Manipulation politique inadmissible

Nous insistons sur le caractère inadmissible de l’ingérence dans les affaires intérieures de l’Ukraine. Tout «plan» prévoyant la tenue d’élections en Ukraine comme condition préalable à tout «règlement pacifique» constitue une violation flagrante de la souveraineté de l’État ukrainien. Aucune force extérieure n’a le droit d’imposer des décisions politiques à l’Ukraine, en particulier dans le contexte de l’agression et de l’occupation continues d’une partie de son territoire. En outre, des élections en temps de guerre mettraient en danger la vie des électeur/trices, empêcheraient les défenseur·euses ukrainien·nes de participer correctement au processus électoral et, par conséquent, remettraient en question la légitimité du gouvernement ainsi élu.

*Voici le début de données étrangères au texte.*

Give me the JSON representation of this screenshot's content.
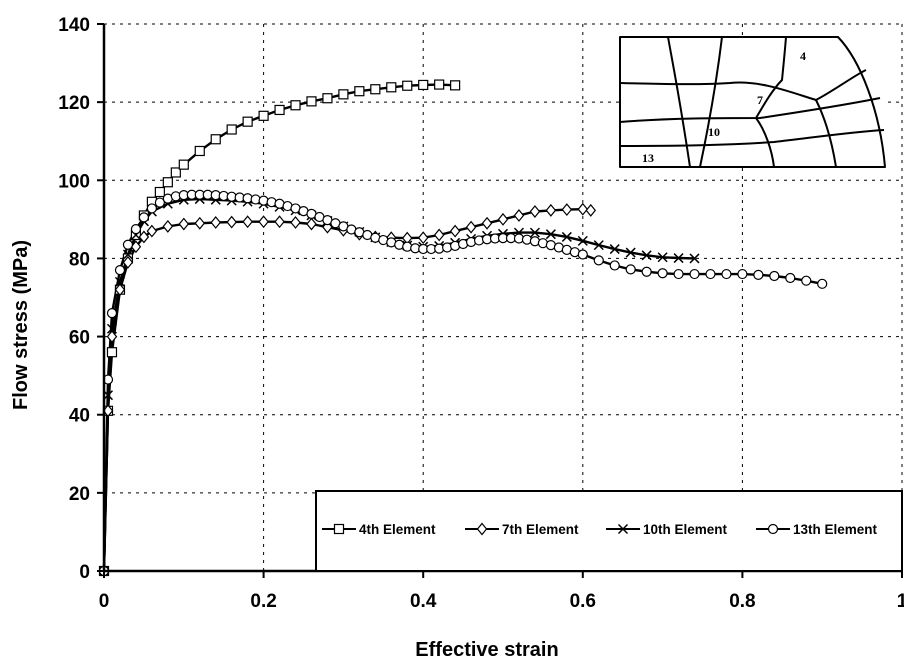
{
  "chart_data": {
    "type": "line",
    "title": "",
    "xlabel": "Effective strain",
    "ylabel": "Flow stress (MPa)",
    "xlim": [
      0,
      1
    ],
    "ylim": [
      0,
      140
    ],
    "x_ticks": [
      0,
      0.2,
      0.4,
      0.6,
      0.8,
      1
    ],
    "x_tick_labels": [
      "0",
      "0.2",
      "0.4",
      "0.6",
      "0.8",
      "1"
    ],
    "y_ticks": [
      0,
      20,
      40,
      60,
      80,
      100,
      120,
      140
    ],
    "y_tick_labels": [
      "0",
      "20",
      "40",
      "60",
      "80",
      "100",
      "120",
      "140"
    ],
    "grid": "dashed",
    "legend_position": "bottom-right",
    "series": [
      {
        "name": "4th Element",
        "marker": "square",
        "x": [
          0,
          0.005,
          0.01,
          0.02,
          0.03,
          0.04,
          0.05,
          0.06,
          0.07,
          0.08,
          0.09,
          0.1,
          0.12,
          0.14,
          0.16,
          0.18,
          0.2,
          0.22,
          0.24,
          0.26,
          0.28,
          0.3,
          0.32,
          0.34,
          0.36,
          0.38,
          0.4,
          0.42,
          0.44
        ],
        "y": [
          0,
          41,
          56,
          72,
          80,
          86,
          91,
          94.5,
          97,
          99.5,
          102,
          104,
          107.5,
          110.5,
          113,
          115,
          116.5,
          118,
          119.2,
          120.2,
          121,
          122,
          122.8,
          123.3,
          123.8,
          124.2,
          124.4,
          124.5,
          124.3
        ]
      },
      {
        "name": "7th Element",
        "marker": "diamond",
        "x": [
          0,
          0.005,
          0.01,
          0.02,
          0.03,
          0.04,
          0.05,
          0.06,
          0.08,
          0.1,
          0.12,
          0.14,
          0.16,
          0.18,
          0.2,
          0.22,
          0.24,
          0.26,
          0.28,
          0.3,
          0.32,
          0.34,
          0.36,
          0.38,
          0.4,
          0.42,
          0.44,
          0.46,
          0.48,
          0.5,
          0.52,
          0.54,
          0.56,
          0.58,
          0.6,
          0.61
        ],
        "y": [
          0,
          41,
          60,
          72,
          79,
          83,
          85.5,
          87,
          88.2,
          88.8,
          89,
          89.2,
          89.3,
          89.4,
          89.4,
          89.4,
          89.2,
          88.8,
          88,
          87.2,
          86.2,
          85.5,
          85.3,
          85.2,
          85.3,
          86,
          87,
          88,
          89,
          90,
          91,
          92,
          92.3,
          92.5,
          92.6,
          92.3
        ]
      },
      {
        "name": "10th Element",
        "marker": "x",
        "x": [
          0,
          0.005,
          0.01,
          0.02,
          0.03,
          0.04,
          0.05,
          0.06,
          0.08,
          0.1,
          0.12,
          0.14,
          0.16,
          0.18,
          0.2,
          0.22,
          0.24,
          0.26,
          0.28,
          0.3,
          0.32,
          0.34,
          0.36,
          0.38,
          0.4,
          0.42,
          0.44,
          0.46,
          0.48,
          0.5,
          0.52,
          0.54,
          0.56,
          0.58,
          0.6,
          0.62,
          0.64,
          0.66,
          0.68,
          0.7,
          0.72,
          0.74
        ],
        "y": [
          0,
          45,
          62,
          74,
          81,
          86,
          89.5,
          92,
          94,
          95,
          95.2,
          95,
          94.8,
          94.5,
          94,
          93.2,
          92.3,
          91,
          89.6,
          88.2,
          86.8,
          85.4,
          84.2,
          83.3,
          83,
          83.2,
          84,
          85,
          85.8,
          86.3,
          86.6,
          86.6,
          86.2,
          85.5,
          84.5,
          83.4,
          82.4,
          81.5,
          80.8,
          80.3,
          80.1,
          80
        ]
      },
      {
        "name": "13th Element",
        "marker": "circle",
        "x": [
          0,
          0.005,
          0.01,
          0.02,
          0.03,
          0.04,
          0.05,
          0.06,
          0.07,
          0.08,
          0.09,
          0.1,
          0.11,
          0.12,
          0.13,
          0.14,
          0.15,
          0.16,
          0.17,
          0.18,
          0.19,
          0.2,
          0.21,
          0.22,
          0.23,
          0.24,
          0.25,
          0.26,
          0.27,
          0.28,
          0.29,
          0.3,
          0.31,
          0.32,
          0.33,
          0.34,
          0.35,
          0.36,
          0.37,
          0.38,
          0.39,
          0.4,
          0.41,
          0.42,
          0.43,
          0.44,
          0.45,
          0.46,
          0.47,
          0.48,
          0.49,
          0.5,
          0.51,
          0.52,
          0.53,
          0.54,
          0.55,
          0.56,
          0.57,
          0.58,
          0.59,
          0.6,
          0.62,
          0.64,
          0.66,
          0.68,
          0.7,
          0.72,
          0.74,
          0.76,
          0.78,
          0.8,
          0.82,
          0.84,
          0.86,
          0.88,
          0.9
        ],
        "y": [
          0,
          49,
          66,
          77,
          83.5,
          87.5,
          90.5,
          92.8,
          94.3,
          95.3,
          95.9,
          96.2,
          96.3,
          96.3,
          96.3,
          96.2,
          96,
          95.8,
          95.6,
          95.4,
          95.1,
          94.8,
          94.4,
          94,
          93.4,
          92.8,
          92.1,
          91.4,
          90.6,
          89.8,
          89,
          88.2,
          87.4,
          86.7,
          86,
          85.3,
          84.7,
          84.1,
          83.5,
          83,
          82.6,
          82.4,
          82.4,
          82.5,
          82.8,
          83.2,
          83.7,
          84.2,
          84.6,
          84.9,
          85.1,
          85.2,
          85.2,
          85.1,
          84.8,
          84.4,
          83.9,
          83.4,
          82.8,
          82.2,
          81.6,
          81,
          79.5,
          78.2,
          77.2,
          76.6,
          76.2,
          76,
          76,
          76,
          76,
          76,
          75.8,
          75.5,
          75,
          74.3,
          73.5
        ]
      }
    ]
  },
  "inset": {
    "labels": [
      "4",
      "7",
      "10",
      "13"
    ]
  }
}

En conséquence, nous appelons:

  • Les États et autres sujets de droit international à s’abstenir d’engager des négociations sans la participation directe de l’Ukraine et à adhérer au principe selon lequel «rien sur l’Ukraine sans l’Ukraine».
  • Les autres organisations internationales et de défense des droits humains à condamner de telles négociations sans la participation de l’Ukraine et à exiger que les responsables de crimes internationaux soient traduits en justice.
  • Les États membres de la CPI à assurer l’exécution des mandats d’arrêt à l’encontre des personnes responsables de crimes de guerre et de crimes contre l’humanité, y compris Vladimir Poutine.
  • Les gouvernements des États membres de l’ONU qui adhèrent à sa Charte et qui souhaitent préserver les principes du droit international à renforcer leur soutien à l’Ukraine, seul véritable moyen de mettre fin à la guerre dans des conditions équitables, ainsi qu’à renforcer leur pression en matière de sanctions sur la Russie, y compris en imposant des restrictions supplémentaires aux entreprises qui coopèrent avec le complexe militaro-industriel russe. Nous soulignons qu’une paix juste et durable n’est possible que par la restauration de la sou-veraineté et de l’intégrité territoriale de l’Ukraine, ainsi que par le châtiment inévitable des res-ponsables des crimes internationaux parmi les plus graves. Toute tentative de «réconciliation» sans l’Ukraine et sans justice pour les survivant·es et les victimes est non seulement inacceptable, mais aussi dangereuse pour l’ensemble de l’ordre juridique international.